Measures to counter foreign “data discrimination”

To better address foreign legislation and law enforcement, Section 26 of the DSL describes “data discrimination” countermeasures. According to the Chinese government, discriminatory prohibitions, restrictions or similar measures could be imposed with respect to investment or trade with data and technologies for developing and utilizing data. Accordingly, China can implement appropriate countermeasures depending on the specific circumstances.

What do companies need to do now?

Before the DSL comes into force on September 1, 2021, companies need to identify and understand the requirements of the DSL, and implement measures to avoid or at least minimize compliance risks.

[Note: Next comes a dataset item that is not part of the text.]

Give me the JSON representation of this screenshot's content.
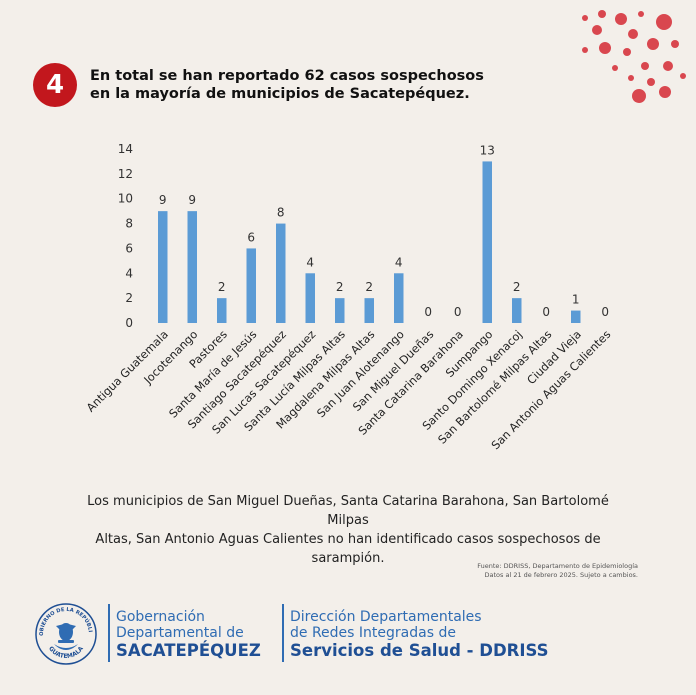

Moreover, these requirements arising from the DSL also comply with the international standard ISO27001 for information security:

• Management for data security according to Section 27 DSL
  When processing data, companies must set up a data security management system. Section 27 of the DSL also stipulates regular employee training in data security. In addition, a separate area of the management should be responsible for the company’s data security.
• Regular Risk assessments according to Section 30 DSL
  Regular risk assessments regarding the processing of important data are mandatory. The processor must report the result of the assessment to the responsible authority.
• Compliant data collection according to Section 32 DSL
  Companies should ensure legally compliant data collection. According to Section 32 DSL, the unlawful collection of data by an organization or individual is strictly prohibited.
• Store important data in China
  Company data may no longer be simply transferred from China to foreign countries, e.g. to locations in the EU or the USA. Therefore, digitally separating business activities in the People’s Republic of China represents a practical solution. For international companies such as Apple, Tesla or Volkswagen, the law means localizing their data.
• Cooperation with Chinese security authorities according to § 35 DSL
  Companies are obliged to make their stored data available to the security authorities for the purpose of maintaining state security or investigating criminal acts.